A greater sense of disjunction was created for me by the experience of taking the audio tour where key production people comment on and provide background on the design choices which went into the construction of these costumes and props. After all, the only justification for this exhibit occupying space in a Museum of Science, other than because of its crowd appeal, has to do with showcasing the technical skills and industrial design which went into the production. We might think of the audio tour as something like a director's commentary on the film world -- except that I always find it hard to listen to the director's commentary and remain absorbed in the fiction at the same time. In the case of a DVD, they represent different kinds of experiences, different modes of interpretation.

Yet walking through the immersive exhibit space and listening to the audio tour invited us to think about what we see as real (through suspension of disbelief) and constructed (through our behind the scenes perspective). In some cases, the information provided was illuminating, inviting us to look closely at the costumes as personifying different aspects of the character's personalities, or explaining why lifesize models were created for some of the mythological creatures, like the Horntail dragon. But it always competed with the fantasy I was constructing in my head about getting to visit Hogwarts and its grounds. This is not a challenge that faces amusement park designers, for example, who are able to simply allow us to immerse ourselves in an entertaining fantasy without feeling compelled to offer educational background.

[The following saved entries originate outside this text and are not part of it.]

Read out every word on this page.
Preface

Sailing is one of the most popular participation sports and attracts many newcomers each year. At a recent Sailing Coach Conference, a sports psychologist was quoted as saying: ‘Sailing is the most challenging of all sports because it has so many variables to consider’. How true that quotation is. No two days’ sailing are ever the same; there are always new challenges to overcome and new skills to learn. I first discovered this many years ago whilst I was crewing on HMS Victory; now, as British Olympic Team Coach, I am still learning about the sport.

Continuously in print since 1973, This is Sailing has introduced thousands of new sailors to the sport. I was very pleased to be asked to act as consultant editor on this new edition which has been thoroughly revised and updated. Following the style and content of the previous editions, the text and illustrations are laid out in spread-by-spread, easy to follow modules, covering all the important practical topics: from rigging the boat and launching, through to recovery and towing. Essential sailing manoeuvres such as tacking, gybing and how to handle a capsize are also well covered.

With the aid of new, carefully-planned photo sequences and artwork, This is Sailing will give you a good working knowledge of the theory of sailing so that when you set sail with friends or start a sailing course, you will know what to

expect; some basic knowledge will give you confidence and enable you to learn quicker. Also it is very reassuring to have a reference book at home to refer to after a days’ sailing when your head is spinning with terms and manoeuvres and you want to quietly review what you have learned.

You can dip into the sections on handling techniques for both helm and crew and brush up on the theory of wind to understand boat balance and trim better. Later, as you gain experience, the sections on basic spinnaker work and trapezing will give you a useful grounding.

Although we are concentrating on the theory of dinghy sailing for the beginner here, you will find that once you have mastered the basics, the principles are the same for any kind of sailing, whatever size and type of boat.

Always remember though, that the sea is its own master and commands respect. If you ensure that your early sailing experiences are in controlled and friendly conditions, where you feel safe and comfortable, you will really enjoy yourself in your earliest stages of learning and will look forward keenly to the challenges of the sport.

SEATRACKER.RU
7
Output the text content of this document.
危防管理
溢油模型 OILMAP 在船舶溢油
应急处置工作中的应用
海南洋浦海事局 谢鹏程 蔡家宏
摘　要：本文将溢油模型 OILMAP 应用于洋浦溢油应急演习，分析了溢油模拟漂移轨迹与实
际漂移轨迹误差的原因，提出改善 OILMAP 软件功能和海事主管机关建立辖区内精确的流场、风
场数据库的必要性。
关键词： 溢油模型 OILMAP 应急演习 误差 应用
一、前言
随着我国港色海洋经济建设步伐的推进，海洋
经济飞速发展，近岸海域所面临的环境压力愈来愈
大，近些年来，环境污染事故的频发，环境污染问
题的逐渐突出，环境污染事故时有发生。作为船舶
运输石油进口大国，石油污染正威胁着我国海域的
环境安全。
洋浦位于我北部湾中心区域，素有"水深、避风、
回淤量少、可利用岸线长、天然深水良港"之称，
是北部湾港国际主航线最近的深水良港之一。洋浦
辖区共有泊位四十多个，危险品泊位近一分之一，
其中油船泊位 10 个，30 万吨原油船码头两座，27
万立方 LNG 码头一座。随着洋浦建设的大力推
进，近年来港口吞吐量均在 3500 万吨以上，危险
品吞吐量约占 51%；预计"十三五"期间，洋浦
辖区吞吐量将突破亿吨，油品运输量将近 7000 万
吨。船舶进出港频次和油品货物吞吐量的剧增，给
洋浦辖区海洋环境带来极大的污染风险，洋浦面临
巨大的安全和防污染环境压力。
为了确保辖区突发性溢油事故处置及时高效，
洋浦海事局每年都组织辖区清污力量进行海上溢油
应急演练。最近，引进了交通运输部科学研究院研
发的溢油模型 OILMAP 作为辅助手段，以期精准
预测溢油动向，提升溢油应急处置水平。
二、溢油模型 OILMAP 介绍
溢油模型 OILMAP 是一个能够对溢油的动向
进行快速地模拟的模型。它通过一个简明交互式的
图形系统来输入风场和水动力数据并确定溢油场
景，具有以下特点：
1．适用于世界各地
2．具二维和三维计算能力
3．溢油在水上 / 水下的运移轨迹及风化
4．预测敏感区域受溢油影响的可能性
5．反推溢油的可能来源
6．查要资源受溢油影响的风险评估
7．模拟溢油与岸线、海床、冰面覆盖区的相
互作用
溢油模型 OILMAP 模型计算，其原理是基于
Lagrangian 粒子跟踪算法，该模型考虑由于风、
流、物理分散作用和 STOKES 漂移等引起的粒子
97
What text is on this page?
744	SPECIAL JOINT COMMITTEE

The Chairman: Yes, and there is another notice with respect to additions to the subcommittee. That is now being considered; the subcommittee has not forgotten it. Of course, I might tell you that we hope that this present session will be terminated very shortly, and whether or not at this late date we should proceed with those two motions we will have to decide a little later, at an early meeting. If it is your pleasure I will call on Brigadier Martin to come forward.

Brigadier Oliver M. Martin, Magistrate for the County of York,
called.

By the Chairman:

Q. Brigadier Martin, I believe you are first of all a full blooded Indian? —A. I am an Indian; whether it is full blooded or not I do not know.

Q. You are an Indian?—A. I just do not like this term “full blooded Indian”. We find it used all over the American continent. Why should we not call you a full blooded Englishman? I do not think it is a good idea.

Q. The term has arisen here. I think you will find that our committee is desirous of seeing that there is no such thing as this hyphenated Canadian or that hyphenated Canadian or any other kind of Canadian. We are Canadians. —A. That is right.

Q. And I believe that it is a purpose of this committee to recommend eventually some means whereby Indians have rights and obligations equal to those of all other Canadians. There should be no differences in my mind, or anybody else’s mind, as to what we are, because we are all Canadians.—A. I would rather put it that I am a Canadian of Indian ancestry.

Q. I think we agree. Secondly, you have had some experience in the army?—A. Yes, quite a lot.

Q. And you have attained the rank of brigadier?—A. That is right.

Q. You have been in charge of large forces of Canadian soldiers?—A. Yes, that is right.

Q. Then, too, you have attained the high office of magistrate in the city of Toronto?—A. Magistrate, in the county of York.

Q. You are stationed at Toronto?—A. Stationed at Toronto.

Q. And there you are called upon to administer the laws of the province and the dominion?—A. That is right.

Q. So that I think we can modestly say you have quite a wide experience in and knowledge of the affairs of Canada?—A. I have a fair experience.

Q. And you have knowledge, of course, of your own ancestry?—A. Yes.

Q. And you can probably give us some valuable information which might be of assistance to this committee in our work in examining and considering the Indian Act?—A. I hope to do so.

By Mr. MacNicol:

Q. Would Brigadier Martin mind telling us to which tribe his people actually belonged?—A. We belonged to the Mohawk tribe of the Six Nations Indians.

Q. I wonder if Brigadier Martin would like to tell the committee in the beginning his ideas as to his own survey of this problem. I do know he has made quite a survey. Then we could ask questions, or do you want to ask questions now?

The exhibit clearly functioned as a cultural attractor -- creating a shared space for Harry Potter fans to gather and have common experiences. I found myself engaged in conversations with many of the other patrons in ways I would have been reluctant to do at an art museum, say, or at the science museum in its normal mode. We had a common relationship to this fiction and in one way or another, we were fans.

The exhibit also was a cultural activator, giving us some things to do -- get sorted upon entrance (if you are lucky enough to get picked), rip up a mandrake root and watch it squirm, through a quiddich ball through a hoop, and so forth.

But many of us came into the museum with our own fantasy investments as well. For example, I strongly identify with the Ravenclaw House and its most famous character, Luna Lovegood. I have been "sorted" through a variety of mechanisms through the years and always end up getting placed in Ravenclaw. Over time, I've discovered many of my closest friends in Harry Potter fandom are also self-identified Ravenclaw, which put us in a minority within the fandom, which veers towards Slytherin (and Snape/Malfoy fans) or Griffyndor (with Harry and friends). Indeed, of the two children being sorted on my tour, both had proclaimed fantasies about being Gryffindor, and were so sorted.

Because of this identification, though, I found myself increasingly annoyed that my house was under-represented in the exhibit -- most blatantly in an area which shows the uniforms of three of the four Quiddich team captains, but makes no mention of the Ravenclaw captain. I suppose even in fantasy you can't be an intellectual and a jock at the same time. :-{ We could accept that Luna is a sufficiently secondary character that she would not necessarily be represented but many of the other secondary characters on the same level of obscurity do find at least token acknowledgement here. The "houses" are so central to fan identifications within the Harry Potter world that it strikes me as odd that one house would be so totally neglected -- except for occassional banners -- and it suggests to me the one major misfire in an otherwise respectfully and lovingly created exhibit.